[Date Prev][Date Next][Thread Prev][Thread Next][Date Index][Thread Index]
bug#53463: ci.guix.gnu.org not building the 'guix' job
From: |
Ludovic Courtès |
Subject: |
bug#53463: ci.guix.gnu.org not building the 'guix' job |
Date: |
Tue, 08 Feb 2022 11:22:11 +0100 |
User-agent: |
Gnus/5.13 (Gnus v5.13) Emacs/27.2 (gnu/linux) |
Hi,
Mathieu Othacehe <othacehe@gnu.org> skribis:
>> Oh! That indicates that it’s failing to offload to one of the
>> ‘localhost’ build machines specified in /etc/guix/machines.scm.
>> Normally there’s an SSH tunnel set up for those, but I guess it broke.
>>
>> Perhaps we can update /etc/guix/machines.scm to refer to armhf-linux
>> machines by their WireGuard IP?
>
> Seems like the right thing to do. This bit is also an unstaged change in
> the berlin maintenance repository, we should commit it. Tobias, could
> you have a look :) ?
>
> +(define powerpc64le
> + (list
> + ;; A VM donated/hosted by OSUOSL & administered by nckx.
> + ;; XXX: SSH tunnel via overdrive1:
> + ;; ssh -L 2224:p9.tobias.gr:22 hydra@10.0.0.3
> + #;(build-machine
> + ;;(name "p9.tobias.gr")
> + (name "localhost")
> + (port 2224)
> + (user "hydra")
> + (systems '("powerpc64le-linux"))
> + (host-key "ssh-ed25519
> AAAAC3NzaC1lZDI1NTE5AAAAIJEbRxJ6WqnNLYEMNDUKFcdMtyZ9V/6oEfBFSHY8xE6A nckx"))))
IIRC this machine is now running WireGuard, Tobias?
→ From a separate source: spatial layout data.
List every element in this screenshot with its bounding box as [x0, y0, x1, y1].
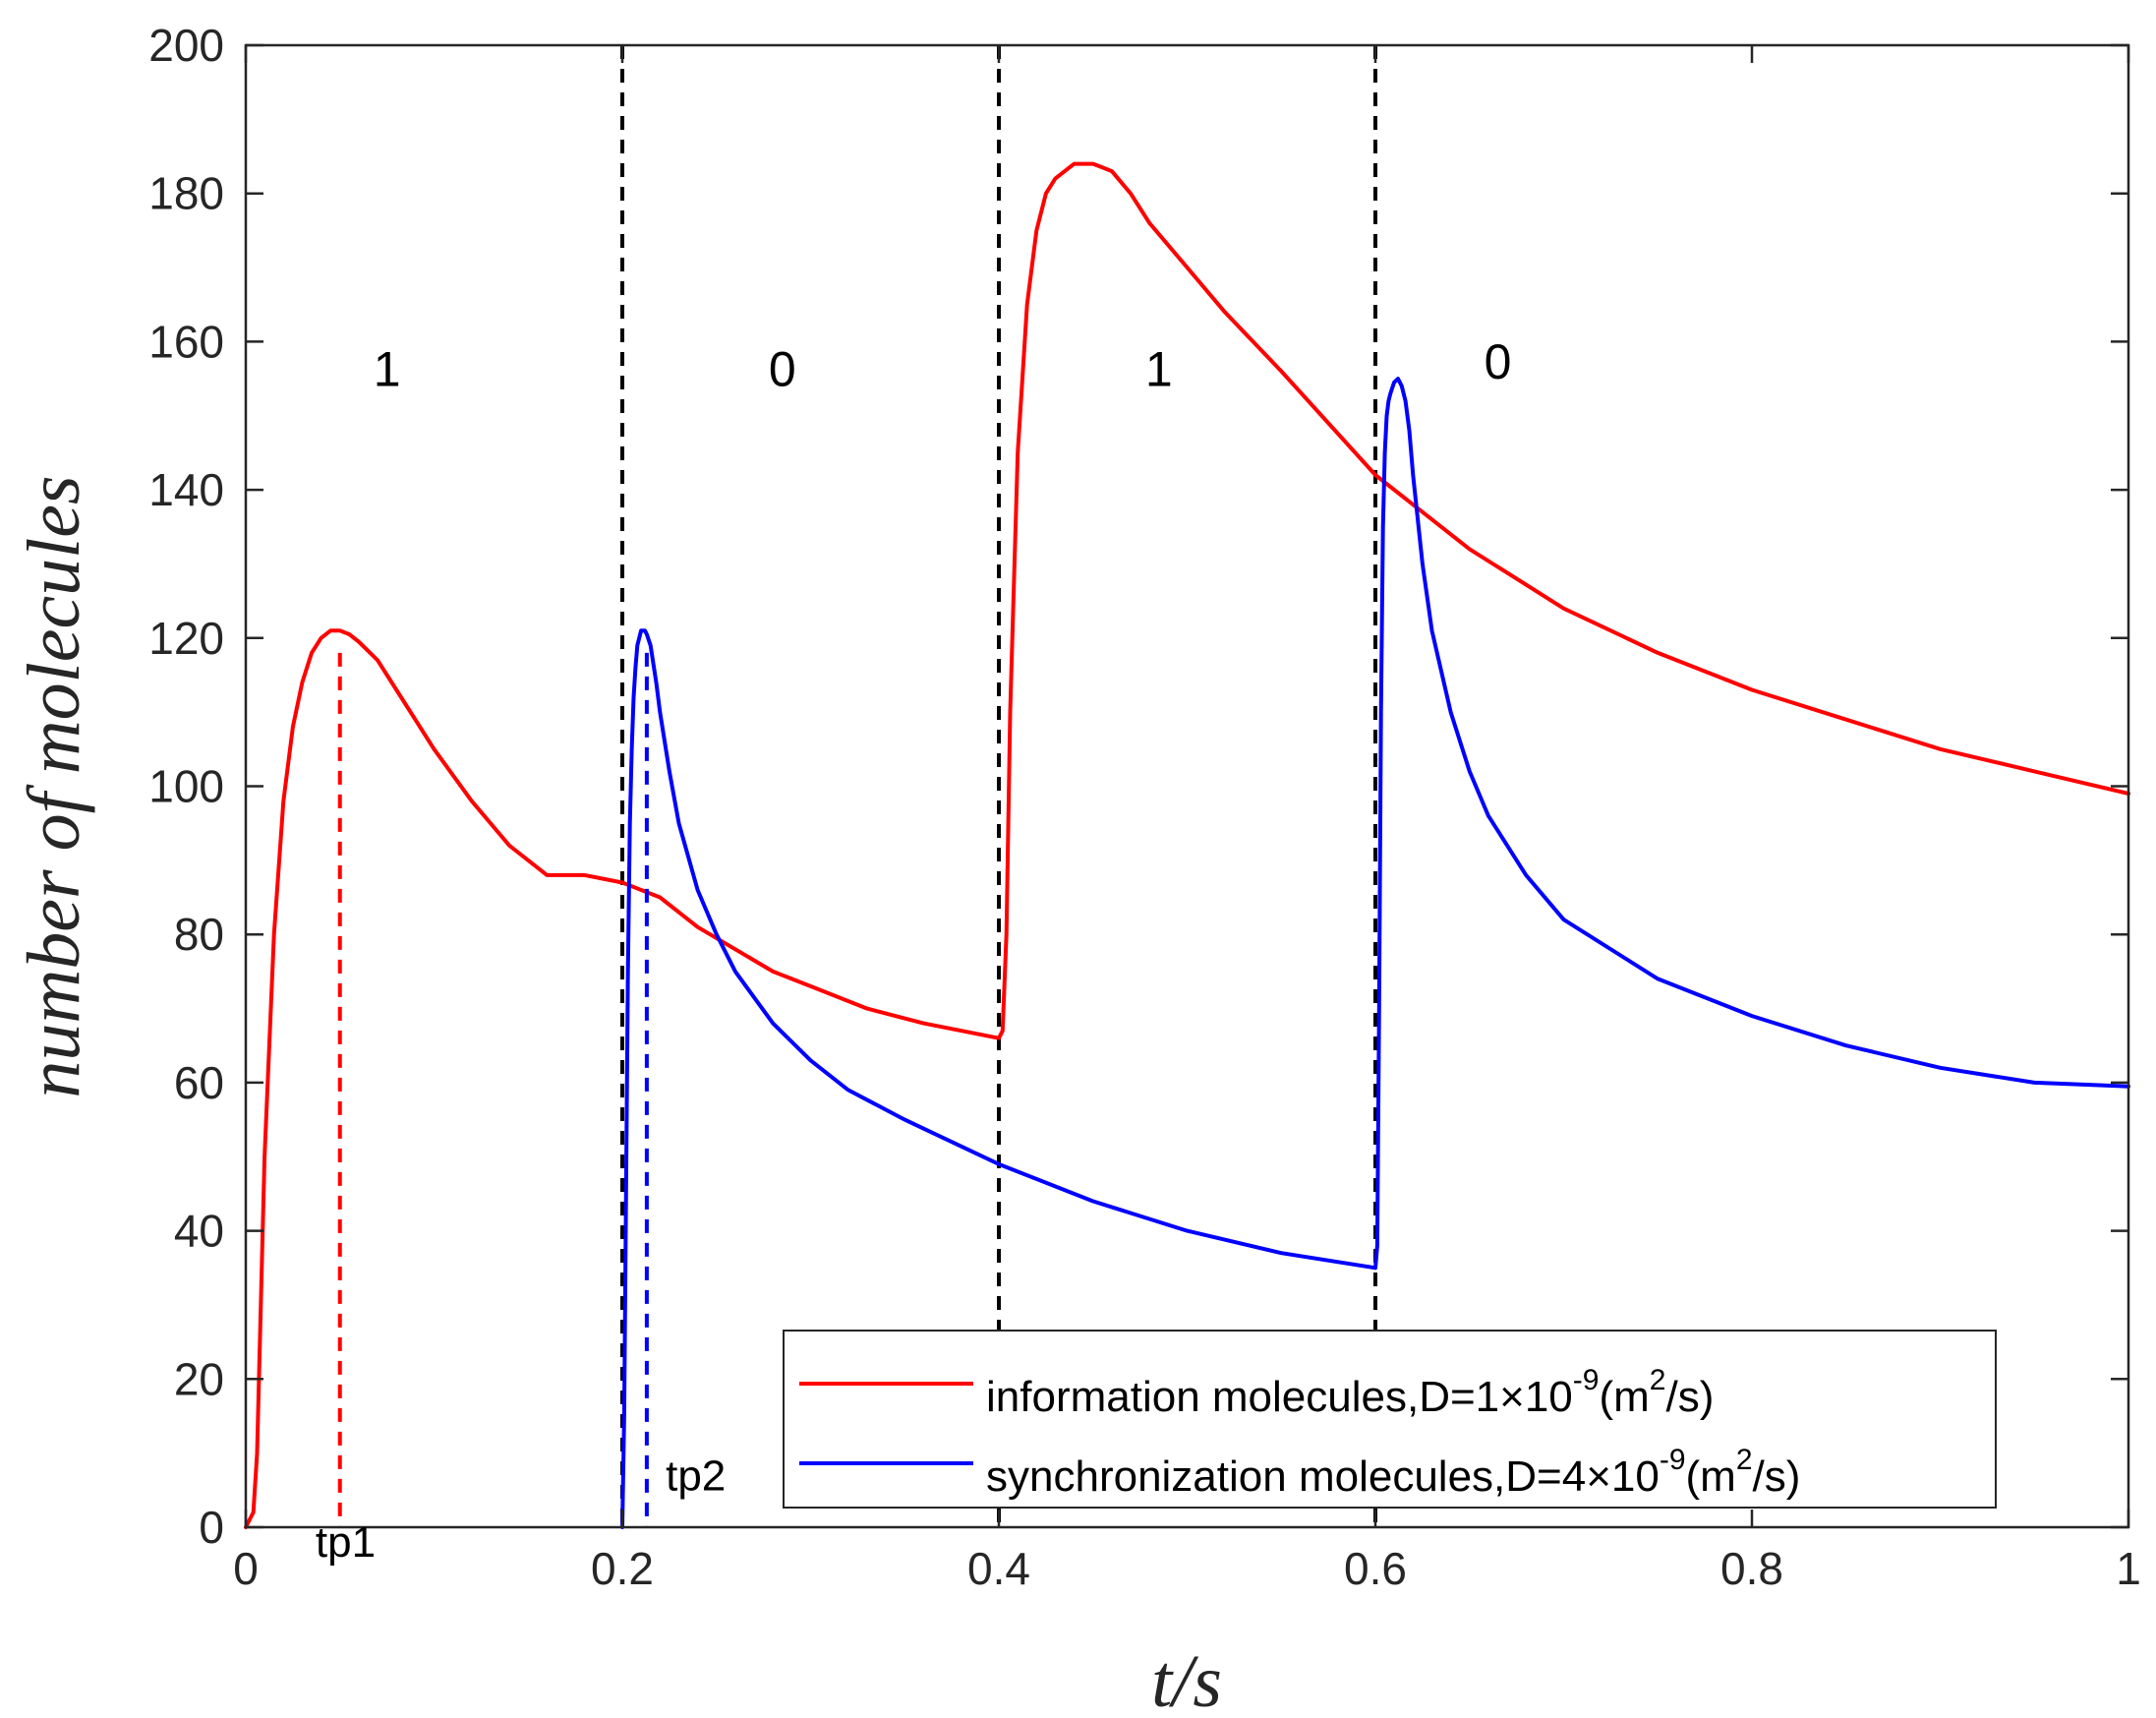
y-tick-label-9: 180: [148, 168, 224, 219]
y-tick-label-1: 20: [174, 1353, 224, 1404]
legend-unit-open-synchronization: (m: [1686, 1452, 1736, 1501]
legend-exponent-information: -9: [1573, 1364, 1600, 1396]
bit-label-2: 1: [1145, 342, 1173, 397]
x-tick-label-2: 0.4: [967, 1543, 1030, 1594]
x-tick-label-4: 0.8: [1720, 1543, 1783, 1594]
y-tick-label-0: 0: [199, 1502, 224, 1553]
axis-ticks: [244, 43, 2130, 1529]
series-lines: [244, 161, 2130, 1529]
peak-markers: [337, 652, 649, 1527]
series-line-synchronization: [620, 377, 2130, 1529]
y-tick-label-5: 100: [148, 761, 224, 812]
bit-label-0: 1: [374, 342, 401, 397]
legend-prefix-information: information molecules,D=1×10: [986, 1373, 1573, 1421]
legend-unit-close-information: /s): [1665, 1373, 1714, 1421]
y-tick-label-2: 40: [174, 1206, 224, 1257]
x-tick-label-1: 0.2: [591, 1543, 654, 1594]
x-tick-label-5: 1: [2116, 1543, 2141, 1594]
y-tick-label-7: 140: [148, 464, 224, 515]
legend: information molecules,D=1×10-9(m2/s) syn…: [783, 1330, 1997, 1509]
x-tick-label-3: 0.6: [1344, 1543, 1407, 1594]
bit-label-1: 0: [769, 342, 796, 397]
legend-unit-exponent-synchronization: 2: [1736, 1444, 1753, 1476]
legend-prefix-synchronization: synchronization molecules,D=4×10: [986, 1452, 1660, 1501]
x-tick-label-0: 0: [233, 1543, 259, 1594]
series-line-information: [244, 161, 2130, 1529]
legend-entry-synchronization: synchronization molecules,D=4×10-9(m2/s): [986, 1444, 1800, 1501]
tp1-label: tp1: [316, 1518, 376, 1567]
boundary-lines: [620, 45, 1377, 1527]
y-tick-label-6: 120: [148, 613, 224, 664]
tp2-label: tp2: [666, 1451, 726, 1500]
x-axis-title: t/s: [1151, 1640, 1222, 1718]
y-tick-label-10: 200: [148, 20, 224, 71]
legend-entry-information: information molecules,D=1×10-9(m2/s): [986, 1364, 1714, 1421]
legend-unit-open-information: (m: [1599, 1373, 1649, 1421]
y-tick-label-4: 80: [174, 909, 224, 960]
y-axis-title: number of molecules: [13, 475, 95, 1097]
y-tick-label-3: 60: [174, 1057, 224, 1108]
legend-unit-exponent-information: 2: [1650, 1364, 1666, 1396]
legend-unit-close-synchronization: /s): [1753, 1452, 1801, 1501]
y-tick-label-8: 160: [148, 316, 224, 367]
bit-label-3: 0: [1485, 334, 1512, 389]
legend-box: [783, 1330, 1997, 1509]
legend-exponent-synchronization: -9: [1660, 1444, 1686, 1476]
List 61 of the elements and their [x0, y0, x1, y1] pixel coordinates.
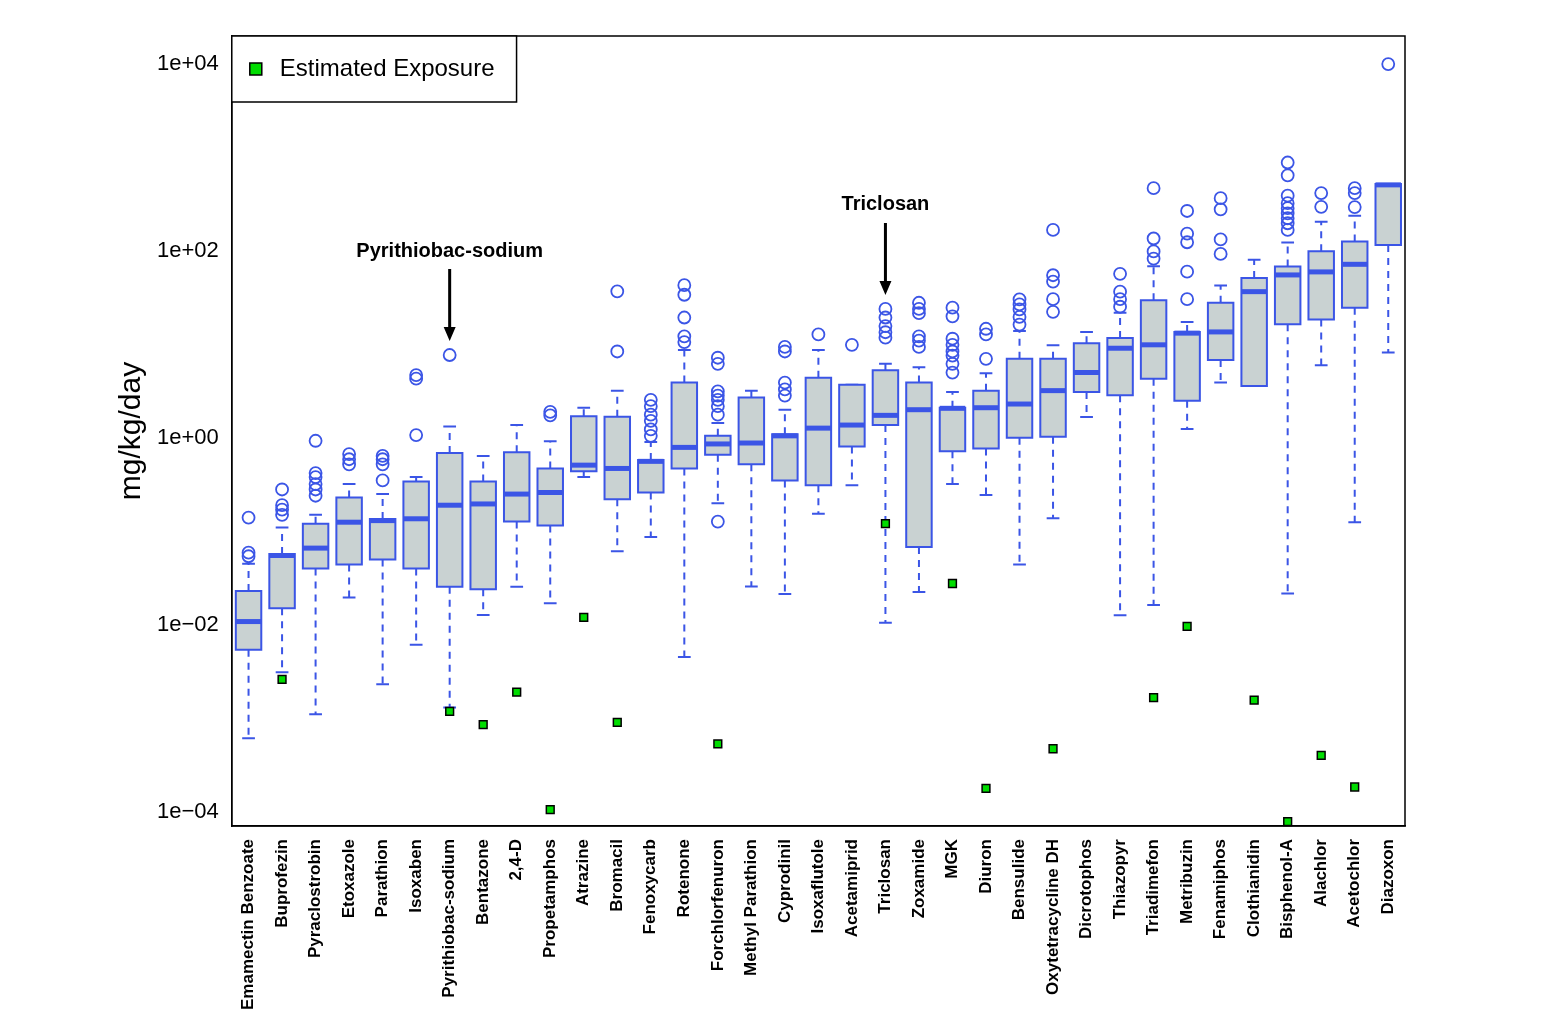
- point: [880, 518, 891, 529]
- point: [1350, 782, 1360, 792]
- point: [478, 720, 488, 730]
- x-tick-label: Pyrithiobac-sodium: [439, 839, 459, 998]
- x-tick-label: Fenoxycarb: [640, 839, 660, 935]
- x-tick-label: Acetamiprid: [841, 839, 861, 938]
- point: [981, 783, 991, 793]
- y-tick-label: 1e+04: [156, 50, 219, 76]
- x-tick-label: Methyl Parathion: [741, 839, 761, 976]
- x-tick-label: Parathion: [372, 839, 392, 918]
- point: [545, 804, 555, 815]
- x-tick-label: Emamectin Benzoate: [238, 839, 258, 1010]
- x-tick-label: MGK: [942, 838, 962, 879]
- x-tick-label: Bentazone: [472, 839, 492, 925]
- x-tick-label: Diazoxon: [1377, 839, 1397, 915]
- point: [1316, 750, 1326, 760]
- y-tick-label: 1e+00: [156, 423, 219, 449]
- x-tick-label: Isoxaflutole: [808, 839, 828, 934]
- x-tick-label: Propetamphos: [539, 839, 559, 959]
- x-tick-label: Fenamiphos: [1210, 839, 1230, 940]
- point: [579, 612, 589, 622]
- x-tick-label: Forchlorfenuron: [707, 839, 727, 972]
- point: [277, 674, 287, 684]
- x-tick-label: Thiazopyr: [1109, 838, 1129, 920]
- x-tick-label: Isoxaben: [405, 839, 425, 913]
- x-tick-label: Metribuzin: [1176, 839, 1196, 924]
- x-tick-label: Buprofezin: [271, 839, 291, 928]
- x-tick-label: Triadimefon: [1143, 839, 1163, 936]
- point: [445, 706, 455, 717]
- x-tick-label: Zoxamide: [908, 839, 928, 919]
- point: [612, 717, 622, 728]
- x-tick-label: Bensulide: [1009, 839, 1029, 921]
- point: [947, 578, 958, 589]
- x-tick-label: Diuron: [975, 839, 995, 894]
- point: [713, 739, 723, 749]
- x-tick-label: Clothianidin: [1243, 839, 1263, 938]
- y-tick-label: 1e+02: [156, 237, 219, 263]
- x-tick-label: Oxytetracycline DH: [1042, 839, 1062, 995]
- annotation: Triclosan: [841, 192, 930, 215]
- point: [1148, 692, 1159, 703]
- x-tick-label: Alachlor: [1310, 838, 1330, 908]
- x-tick-label: Bromacil: [606, 839, 626, 912]
- x-tick-label: Acetochlor: [1344, 838, 1364, 928]
- x-tick-label: Rotenone: [674, 839, 693, 918]
- y-tick-label: 1e−04: [156, 797, 219, 823]
- legend-label: Estimated Exposure: [279, 53, 495, 81]
- x-tick-label: Cyprodinil: [774, 839, 794, 924]
- x-tick-label: Bisphenol-A: [1277, 839, 1297, 940]
- x-tick-label: Dicrotophos: [1076, 839, 1096, 940]
- annotation: Pyrithiobac-sodium: [356, 238, 544, 261]
- point: [512, 687, 522, 697]
- x-tick-label: Atrazine: [573, 839, 593, 907]
- point: [1249, 695, 1259, 705]
- x-tick-label: 2,4-D: [506, 839, 526, 881]
- x-tick-label: Pyraclostrobin: [305, 839, 325, 959]
- y-tick-label: 1e−02: [156, 610, 219, 636]
- x-tick-label: Triclosan: [875, 839, 895, 914]
- y-axis-title: mg/kg/day: [113, 361, 147, 501]
- x-tick-label: Etoxazole: [338, 839, 358, 919]
- point: [1182, 621, 1192, 631]
- point: [1048, 744, 1058, 754]
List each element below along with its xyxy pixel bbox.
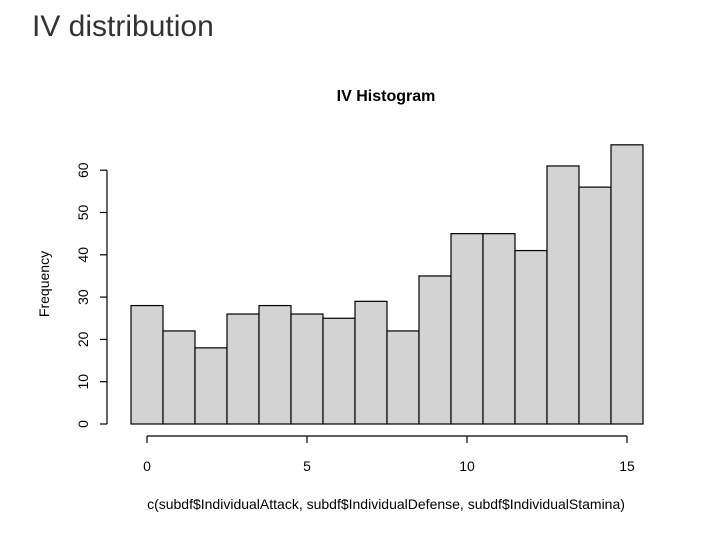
x-axis-label: c(subdf$IndividualAttack, subdf$Individu…: [147, 496, 625, 512]
x-tick-label: 10: [459, 458, 475, 474]
y-tick-label: 10: [75, 374, 91, 390]
histogram-bar: [546, 165, 580, 425]
histogram-bar: [418, 275, 452, 425]
histogram-bar: [514, 249, 548, 425]
histogram-bar: [578, 186, 612, 425]
chart-title: IV Histogram: [337, 88, 436, 105]
histogram-bar: [322, 317, 356, 425]
histogram-bar: [194, 347, 228, 425]
x-axis: 0 5 10 15: [143, 435, 635, 474]
histogram-bar: [290, 313, 324, 425]
histogram-bar: [450, 233, 484, 425]
y-tick-label: 0: [75, 420, 91, 428]
y-axis: 0 10 20 30 40 50 60: [75, 162, 108, 428]
histogram-bar: [130, 304, 164, 425]
histogram-bar: [610, 144, 644, 425]
histogram-bar: [162, 330, 196, 425]
page-heading: IV distribution: [32, 10, 214, 43]
y-tick-label: 50: [75, 205, 91, 221]
histogram-bars: [130, 144, 644, 425]
y-tick-label: 20: [75, 331, 91, 347]
x-tick-label: 15: [619, 458, 635, 474]
histogram-bar: [226, 313, 260, 425]
y-tick-label: 30: [75, 289, 91, 305]
x-tick-label: 0: [143, 458, 151, 474]
histogram-bar: [482, 233, 516, 425]
histogram-bar: [354, 300, 388, 425]
y-tick-label: 60: [75, 162, 91, 178]
x-tick-label: 5: [303, 458, 311, 474]
histogram-bar: [386, 330, 420, 425]
y-axis-label: Frequency: [36, 251, 52, 317]
y-tick-label: 40: [75, 247, 91, 263]
histogram-bar: [258, 304, 292, 425]
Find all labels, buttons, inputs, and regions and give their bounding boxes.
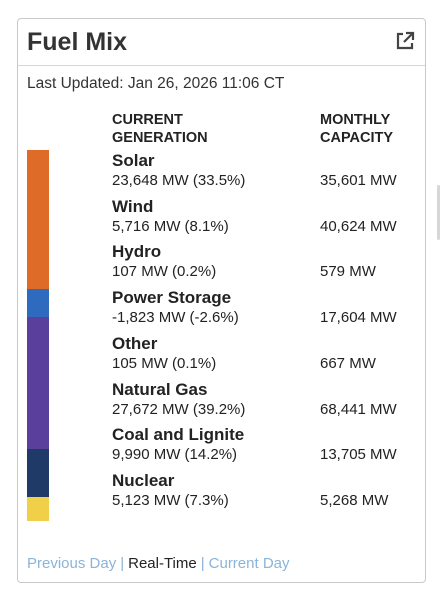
fuel-generation: -1,823 MW (-2.6%) (112, 309, 239, 327)
fuel-name: Hydro (112, 242, 162, 262)
view-switcher: Previous Day | Real-Time | Current Day (27, 555, 290, 572)
current-day-link[interactable]: Current Day (208, 555, 290, 572)
fuel-capacity: 40,624 MW (320, 217, 397, 235)
fuel-capacity: 579 MW (320, 263, 376, 281)
external-link-icon[interactable] (394, 30, 416, 52)
monthly-header-line1: MONTHLY (320, 112, 391, 128)
fuel-mix-card: Fuel Mix Last Updated: Jan 26, 2026 11:0… (17, 18, 426, 583)
card-header: Fuel Mix (18, 19, 425, 66)
stack-bar-segment (27, 317, 49, 449)
fuel-generation: 5,716 MW (8.1%) (112, 217, 229, 235)
fuel-name: Solar (112, 151, 155, 170)
stack-bar-segment (27, 496, 49, 521)
fuel-capacity: 667 MW (320, 354, 376, 372)
fuel-capacity: 35,601 MW (320, 172, 397, 189)
real-time-link[interactable]: Real-Time (128, 555, 197, 572)
fuel-name: Other (112, 333, 158, 353)
fuel-generation: 9,990 MW (14.2%) (112, 446, 238, 464)
fuel-capacity: 68,441 MW (320, 400, 397, 418)
scrollbar[interactable] (437, 185, 440, 240)
fuel-name: Power Storage (112, 288, 232, 308)
fuel-capacity: 17,604 MW (320, 309, 397, 327)
fuel-generation: 105 MW (0.1%) (112, 354, 217, 372)
fuel-row: Other 105 MW (0.1%) 667 MW (112, 334, 412, 380)
stack-bar-segment (27, 289, 49, 318)
fuel-row: Power Storage -1,823 MW (-2.6%) 17,604 MW (112, 288, 412, 334)
fuel-generation: 107 MW (0.2%) (112, 263, 217, 281)
current-header-line2: GENERATION (112, 130, 208, 146)
last-updated-text: Last Updated: Jan 26, 2026 11:06 CT (27, 75, 285, 92)
fuel-generation: 5,123 MW (7.3%) (112, 491, 229, 509)
fuel-capacity: 5,268 MW (320, 491, 389, 509)
fuel-capacity: 13,705 MW (320, 446, 397, 464)
fuel-row: Nuclear 5,123 MW (7.3%) 5,268 MW (112, 471, 412, 517)
fuel-stack-bar (27, 150, 49, 521)
fuel-generation: 27,672 MW (39.2%) (112, 400, 246, 418)
fuel-row: Solar 23,648 MW (33.5%) 35,601 MW (112, 151, 412, 197)
fuel-generation: 23,648 MW (33.5%) (112, 172, 246, 189)
fuel-row: Hydro 107 MW (0.2%) 579 MW (112, 242, 412, 288)
fuel-row: Natural Gas 27,672 MW (39.2%) 68,441 MW (112, 380, 412, 426)
fuel-name: Natural Gas (112, 379, 208, 399)
fuel-row: Wind 5,716 MW (8.1%) 40,624 MW (112, 197, 412, 243)
fuel-name: Wind (112, 196, 154, 216)
monthly-capacity-header: MONTHLY CAPACITY (320, 111, 410, 147)
fuel-name: Nuclear (112, 470, 175, 490)
fuel-name: Coal and Lignite (112, 425, 245, 445)
current-header-line1: CURRENT (112, 112, 183, 128)
card-title: Fuel Mix (27, 28, 128, 56)
separator: | (200, 555, 205, 572)
stack-bar-segment (27, 150, 49, 290)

If so, could you
change this to refer to its WireGuard IP and commit it?
> I also found that other machines were unreachable and commented them:
>
> ;; CPU: 16 ARM Cortex-A72 cores
> ;; RAM: 32 GB
> - (list (build-machine
> + (list #;(build-machine
> ;;kreuzberg
> (name "10.0.0.9")
> (user "hydra")
Ricardo, could you check what’s wrong with kreuzberg?
> @@ -243,13 +256,13 @@
> ;; BeagleBoard X15 kindly hosted by Simon Josefsson.
> ;; CPU: Cortex A15 (2 cores)
> ;; RAM: 2 GB
> - (build-machine
> + #;(build-machine
> (name "10.0.0.5") ;guix-x15
> (user "hydra")
> (systems '("armhf-linux"))
> (host-key "ssh-ed25519
> AAAAC3NzaC1lZDI1NTE5AAAAIOfXjwCAFWeGiUoOVXEgtIeXxbtymjOTg7ph1ObMAcJ0
> root@beaglebone"))
>
> - (build-machine
> + #;(build-machine
> (name "10.0.0.6") ;guix-x15b
> (user "hydra")
> (systems '("armhf-linux"))
Oops.
Note that it’s not necessary to comment them all out. As long as at
least one machine is available for a given system type, we’re fine:
‘guix offload’ will pick it up.
> Nevertheless we are hitting an offload issue here, maybe an occurrence
> of #24496. The offload mechanism should timeout when a machine is
> unreachable instead of retrying over and over, causing all evaluation
> processes to hang.
Yes, though the problem here is that some architectures were left with
zero machines IIRC, so it would have failed one way or another.
Thanks!
Ludo’.